40 This will become especially clear when we examine what I call Ripa’s Mode of Perceiving Argument below: In the Mode of Perceiving Argument, Ripa argues by reductio that if any volitio is a cognitio, that volitio must be a cognitio plus some additional way of experiencing an object, x. Ripa then argues that x cannot itself be composed of a cognitive mode of perceiving an object plus some additional element x, on pain of infinite regress. Thus, it is clear that Ripa thinks that the volitional mode of perceiving an object does not have as a component a way of experiencing that would count as cognitive – it is phenomenologically different from cognition ‘all the way down’.

41 Ripa’s basic strategy in distinguishing the phenomenology of cognitio from that of volitio is to characterize cognitio in a visual, iconic way, while denying that this characterization applies to volitio. Thus, for instance, Ripa writes that “No act of the will as such is an image and likeness of [its] object. But every cognitio is a likeness (similitudo) and appearance (species) or image (imago) of the object cognized” ( … nullus actus voluntatis potest esse respectu voluntatis cognitio. Ista conclusio probatur primo sic: nullus actus voluntatis ut sic est imago et similitudo obiecti. Omnis cognitio est similitudo et species sive imago obiecti cogniti. Ergo nulla volitio sive nolitio est cognitio, et ita de quolibet actu voluntatis) (Vat. lat. 1082, f. 80vb). And Ripa often simply uses the Latin noun for an act of sight, visio, to refer to any cognitio whatsoever, for instance in the latter half of the Prologue: “ … omnis visio, in qua aliquid obicitur ut in specie, per prius est cognita visio ipisus enigmatica” Lectura, Prologue, q. 1, a. 4 (Combes, 294.38-40).

42 “ … si quaelibet volitiva est cognitiva, sequitur quod volitiva potentiae intellectivae praecise aliquam perceptibilitatem superaddit. Aut igitur secundum illam potentia volitiva est cognitiva vel non.
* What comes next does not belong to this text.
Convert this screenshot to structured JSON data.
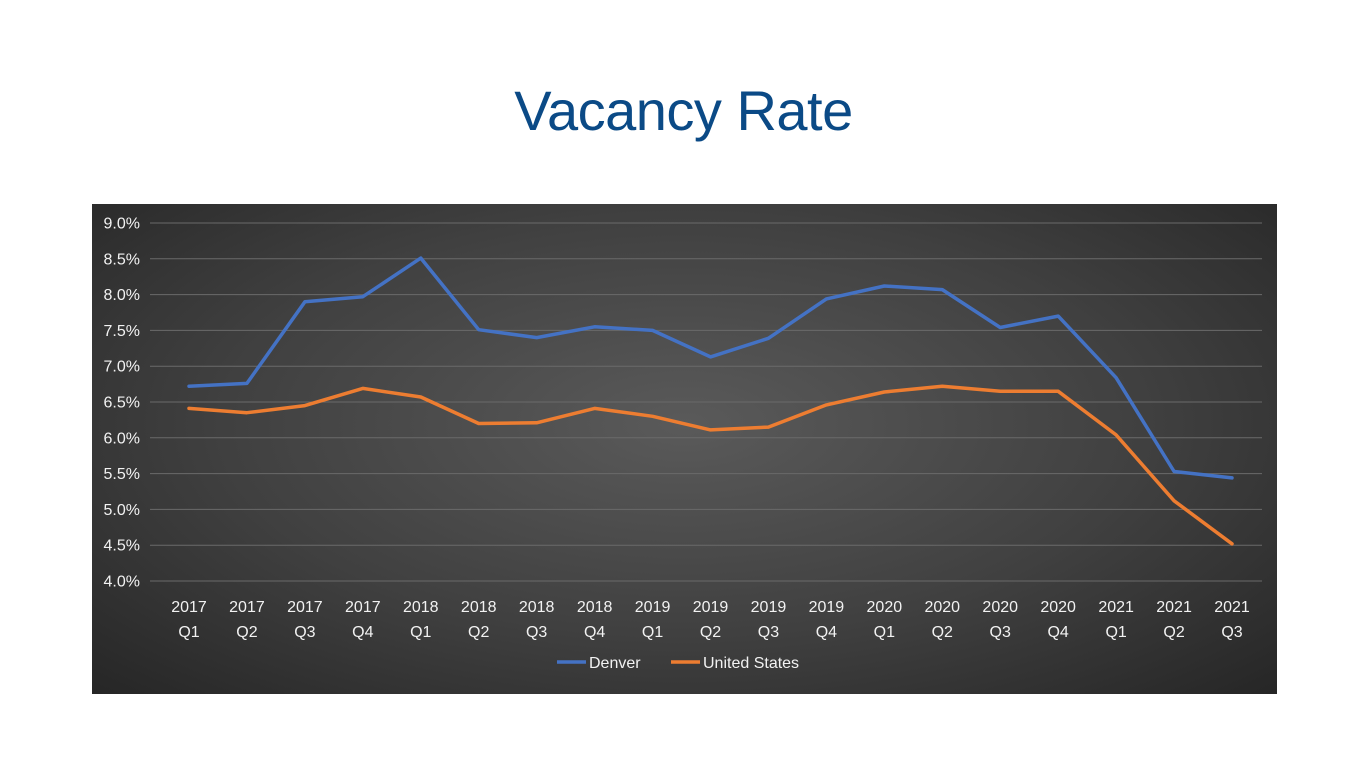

Si sic, et non est pure cognitiva, ergo aliam superaddit et sic erit processus in infinitum. Si non, ergo aliquis actus potest esse vitalis et perceptio respectu potentiae volitivae per rationem perceptibilitatis quam superaddit intellectivae et si sic dato tali actu ipse est perceptio potentiae volitivae et non cognitionem. Ergo non neccesario eo ipso quo aliquis actus est <volitio> est <cognitio>. Patet ergo conclusio”. Even though Ripa seems to associate being cognitiva or being a cognitio with the “intellectual power” here, he does not think that sensations are not cognitiones. In fact, elsewhere in the Lectura Ripa suggests that sensations, like thoughts, are perceptiones of the intellectual soul. Lectura, Prologue, q. 1, a. 4 (Combes, 254.61-79).

43 I thank an anonymous referee for a very clear suggestion about how to improve the presentation of this argument.